Heart failure (HF) is currently considered a systemic multi-organ syndrome fundamentally driven by metabolic failure, and carnitines, a crucial metabolite in fatty acid metabolism, transport long-chain fatty acids into myocardial mitochondria to produce energy as a source of ATP generation [1] (Fig. 1). Harada et al. conducted the present pilot study [2] to examine the ratio of acylcarnitines to free carnitines (AC/FC), a biomarker of cardiomyocyte carnitine insufficiency and impaired β-oxidation [3], either in symptomatic HF with reduced left ventricular ejection fraction (LVEF) HFrEF or HF with preserved LVEF (HFpEF), and demonstrated that AC/FC levels in admission were significantly higher than in asymptomatic staged HF, decreasing to comparable levels at discharge.

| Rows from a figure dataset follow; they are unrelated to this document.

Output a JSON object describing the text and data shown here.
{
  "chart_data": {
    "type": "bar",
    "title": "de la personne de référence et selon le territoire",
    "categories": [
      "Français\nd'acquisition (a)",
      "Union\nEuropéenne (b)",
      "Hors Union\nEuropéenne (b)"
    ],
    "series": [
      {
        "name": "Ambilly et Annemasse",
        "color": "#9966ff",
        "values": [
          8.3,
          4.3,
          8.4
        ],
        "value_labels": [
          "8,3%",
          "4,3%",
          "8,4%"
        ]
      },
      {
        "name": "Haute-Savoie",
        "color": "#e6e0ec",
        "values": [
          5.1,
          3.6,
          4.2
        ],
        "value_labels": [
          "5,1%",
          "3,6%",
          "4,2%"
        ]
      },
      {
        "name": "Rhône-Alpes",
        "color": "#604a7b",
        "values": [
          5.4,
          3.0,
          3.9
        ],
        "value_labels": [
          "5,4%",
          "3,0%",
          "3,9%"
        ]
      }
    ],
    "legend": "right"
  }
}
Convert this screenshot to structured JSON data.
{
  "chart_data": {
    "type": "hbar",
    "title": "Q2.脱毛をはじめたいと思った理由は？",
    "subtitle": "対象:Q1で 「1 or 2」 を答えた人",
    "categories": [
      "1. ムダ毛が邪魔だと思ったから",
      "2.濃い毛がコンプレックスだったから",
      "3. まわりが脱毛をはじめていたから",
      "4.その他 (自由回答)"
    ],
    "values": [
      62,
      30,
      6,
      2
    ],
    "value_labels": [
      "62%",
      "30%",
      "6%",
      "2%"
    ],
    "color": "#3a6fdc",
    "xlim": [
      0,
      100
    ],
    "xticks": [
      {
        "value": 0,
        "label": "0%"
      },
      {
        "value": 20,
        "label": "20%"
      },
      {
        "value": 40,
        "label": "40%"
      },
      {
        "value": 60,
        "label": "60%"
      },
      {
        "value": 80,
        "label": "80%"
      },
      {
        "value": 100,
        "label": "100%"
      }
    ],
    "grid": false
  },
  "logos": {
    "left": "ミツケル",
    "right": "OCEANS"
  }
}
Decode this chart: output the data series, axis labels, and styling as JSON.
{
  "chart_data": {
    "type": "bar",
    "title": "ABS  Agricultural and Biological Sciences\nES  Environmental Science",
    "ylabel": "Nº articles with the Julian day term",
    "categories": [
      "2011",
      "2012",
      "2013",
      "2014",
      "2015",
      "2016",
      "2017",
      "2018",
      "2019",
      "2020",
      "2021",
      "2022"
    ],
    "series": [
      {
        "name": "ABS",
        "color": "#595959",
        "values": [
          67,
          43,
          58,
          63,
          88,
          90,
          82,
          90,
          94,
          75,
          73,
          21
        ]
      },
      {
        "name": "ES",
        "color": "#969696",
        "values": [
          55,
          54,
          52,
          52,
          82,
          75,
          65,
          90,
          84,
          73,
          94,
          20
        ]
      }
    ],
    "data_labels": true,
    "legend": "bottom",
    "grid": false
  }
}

Carnitine cycle and fatty acid oxidation. OCTN2 organic cation/carnitine transporter 2, LCFA long chain fatty acids, LCAS long chain acyl-CoA synthesis, CPT carnitine palmitoyltransferase, CACT carnitine-acylcarnitine translocase, TCA tricarboxylic acid, MM mitochondrial membrane
Under normal conditions, the primary source of energy in the heart is mainly oxidative phosphorylation of fatty acids in the mitochondria. On the other hand, in HF patients, cardiac energy metabolism is shifted from fatty acid oxidation to glucose, and carnitine insufficiency in the failing myocardium is caused by the leakage of carnitine through damaged cardiomyocyte membranes [4]. Carnitine insufficiency, represented by increased AC/FC, in HF, especially in HFpEF, have also been previously reported by Yoshihisa et al. and Ahmed et al. [5, 6], consistent with current research. Moreover, Ahmed et al. reported acylcarnitine metabolite levels were reduced with mechanical circulatory support [6]. Taken together with AC/FC reduction by HF treatments in this study, carnitine metabolic changes might be not only distinct prognostic biomarkers, but also be therapeutic targets for HF.
Furthermore, current study demonstrates that AC/FC reduction is associated with LVEF improvement through HF treatment particularly in HFpEF with hypertension. This suggests that there might be different lipid metabolic pathways in the two subtypes of HF, and inhibiting myocardial energy deficiency, by restoring ATP-dependent LV relaxation and contraction, might cause beneficial effects in HFpEF [7]. HFpEF exhibits more complexity and has more associated-comorbidities including hypertension compared to HFrEF, and systemic inflammation and its-induced metabolic injury are closely associated with the pathogenesis of HFpEF. Because many previous reports demonstrated that hypertension alone induces a shift from fatty acid oxidation toward increased glucose utilization in cardiac muscle, hypertension complicated with HFpEF might have additive effects on energy metabolic failure in heart.
Several previous studies have investigated serum free carnitine levels in HFpEF and HFrEF, blood long‐chain acylcarnitines levels are higher in HFpEF than those in HFrEF patients, suggesting that an acylcarnitine increase might imply inefficient β‐oxidation, correlating significantly with better survival rates only in HFpEF [8, 9]. Furthermore, L‐carnitine treatment improves diastolic dysfunction estimated by echocardiography and HF symptoms in HFpEF patients [10]. Taken together, the effect of carnitine metabolism on the pathogenesis of HFpEF could be greater than that of HFrEF.
Clarifying the difference of metabolic profiles and of molecular mechanisms between HFrEF and HFpEF might provide clinical significance of carnitine metabolism as new therapeutic target for metabolic disorder in hypertensive HFpEF, remaining unmet medical needs in cardiovascular medicine.